Traditionally, the detection of an analyte such as a biomarker requires the use of special equipment. For instance, an analyte can be detected in a sample by capturing a fluorescence signal via a fluorescence device (e.g., UV spectrophotometer) or by administering a colorimetric assay to capture a color via spectrometer, or by detecting an electrochemical current via a current meter. These analyte detection devices and methods along with others use sophisticated detection equipment, skilled technicians to operate the equipment, and access to significant capital amounts to purchase the materials and equipment.
In several locations around the world, there are infectious diseases that cause hundreds of thousands of fatalities each year. For instance, in 2010, malaria affected 216 million people and caused 655,000 deaths. In many cases, the effects of diseases, such as malaria, could be lessened through early diagnosis and detection. Unfortunately, many of the regions where a greater number of the world population suffers from these diseases are impoverished and cannot afford expensive analyte detection equipment. Furthermore, such populations often lack technicians and other personnel with sufficient training to administer and interpret the results of such diagnostic tests. Another problem exists where many of these impoverished communities resort to implementing inaccurate and burdensome detection tests.

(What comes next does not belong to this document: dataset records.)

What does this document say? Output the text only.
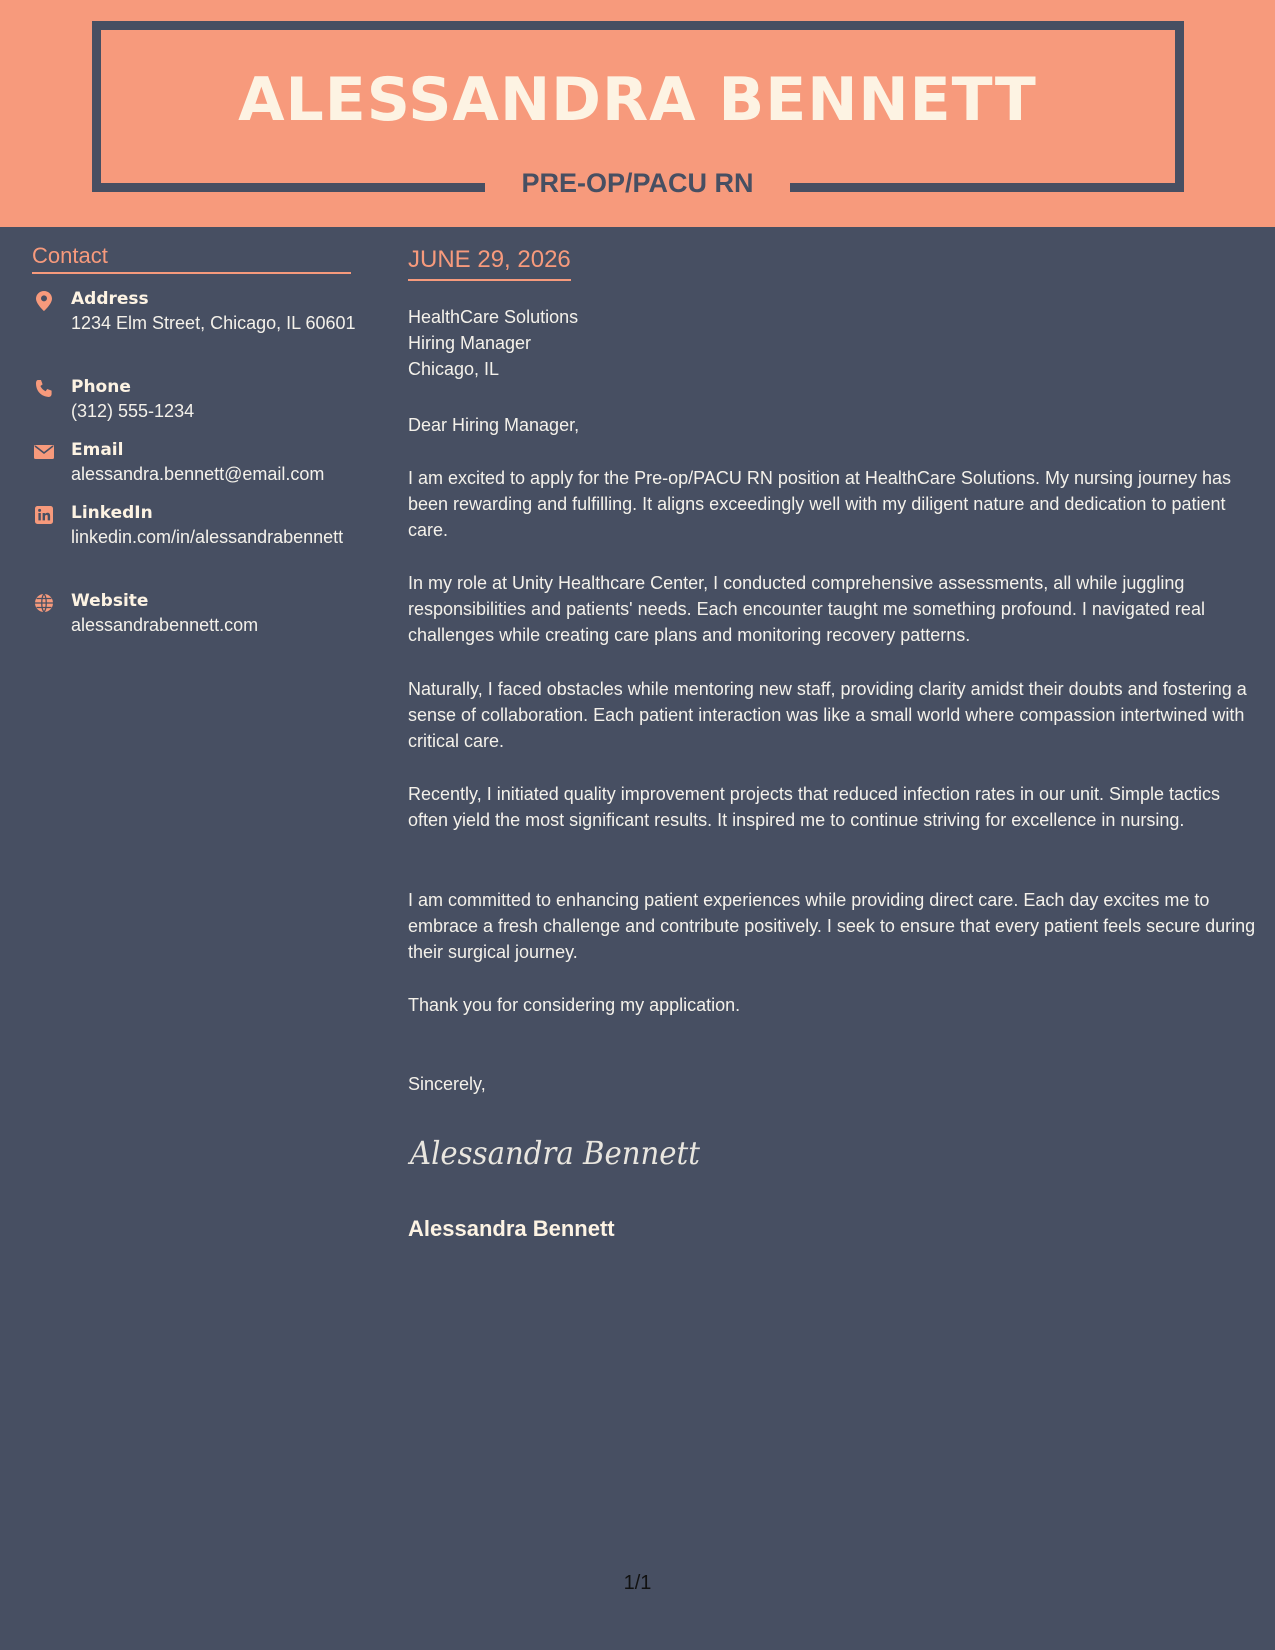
ALESSANDRA BENNETT
PRE-OP/PACU RN
Contact
Address
1234 Elm Street, Chicago, IL 60601
Phone
(312) 555-1234
Email
alessandra.bennett@email.com
LinkedIn
linkedin.com/in/alessandrabennett
Website
alessandrabennett.com
JUNE 29, 2026
HealthCare Solutions
Hiring Manager
Chicago, IL
Dear Hiring Manager,
I am excited to apply for the Pre-op/PACU RN position at HealthCare Solutions. My nursing journey has been rewarding and fulfilling. It aligns exceedingly well with my diligent nature and dedication to patient care.
In my role at Unity Healthcare Center, I conducted comprehensive assessments, all while juggling responsibilities and patients' needs. Each encounter taught me something profound. I navigated real challenges while creating care plans and monitoring recovery patterns.
Naturally, I faced obstacles while mentoring new staff, providing clarity amidst their doubts and fostering a sense of collaboration. Each patient interaction was like a small world where compassion intertwined with critical care.
Recently, I initiated quality improvement projects that reduced infection rates in our unit. Simple tactics often yield the most significant results. It inspired me to continue striving for excellence in nursing.
I am committed to enhancing patient experiences while providing direct care. Each day excites me to embrace a fresh challenge and contribute positively. I seek to ensure that every patient feels secure during their surgical journey.
Thank you for considering my application.
Sincerely,
Alessandra Bennett
Alessandra Bennett
1/1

For example, some detection techniques comprise manual counting of parasites in a patient's blood to diagnose a disease; such detection methods are often inaccurate and time-consuming.
The above-described background relating to medical services and diagnoses is merely intended to provide a contextual overview of some present conditions, and is not intended to be exhaustive. Other context regarding the state of the art may become further apparent upon review of the following detailed description.